The Bayesian meets Monty Hall
Posted by Tom Moertel Sat, 01 Jan 2011 23:15:00 GMT
The Monty Hall Problem is a probability-theory classic. Here’s how it goes.
You are on Monty’s game show, trying to find a car hidden behind one of three doors. Monty knows which one; you don’t. He asks you to choose a door, and you do. But he doesn’t open your door. Instead, he goes to the other two doors and, per the rules of the game, opens one that he knows does not contain the car. After making this revelation, he asks if you want to stay with your first choice or switch to the other remaining door.
Should you stay or switch?
The answer – spoiler alert! – is that you should switch: it doubles your chances of finding the car.
This conclusion, however, is hard for many people to believe. According to Wikipedia, “when the Monty Hall problem appeared in Parade, approximately 10,000 readers, including nearly 1,000 with PhDs, wrote to the magazine claiming the published solution – switch! – was wrong.” Because the problem seems to defy intuition, it has been the subject of much study.
But most explanations I’ve seen are unsatisfying because, at one point or another, they require an intuitive leap that many people can’t make. The reader either has the necessary spark of realization at the right moment, or is left behind.
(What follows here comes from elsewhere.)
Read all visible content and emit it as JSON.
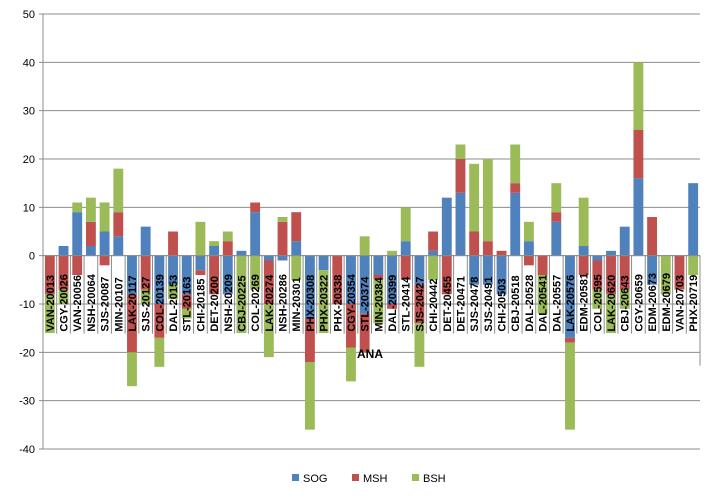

I’m going to try to offer a more satisfying explanation by working through the problem using nothing but Bayesian probability theory and showing every step. Using this method, there are no leaps to be made: everything follows naturally from the theory itself and from the knowledge we have of the problem.
Ready? Let’s get started!
The Bayesian approach
To begin, let’s define some propositions to formalize our discussion of the problem:
- C=i: the car is behind door i (for i = 1, 2, or 3)
- Y=i: you first choose door i
- M=i: Monty reveals that the car is not behind door i
- K: Our prior knowledge about life, the universe, and everything, including the rules for the television game show and our understanding of Monty’s incentives
(For a refresher on propositions and probabilities and our notation, refer to our earlier discussion, More on the evidence of a single coin toss.)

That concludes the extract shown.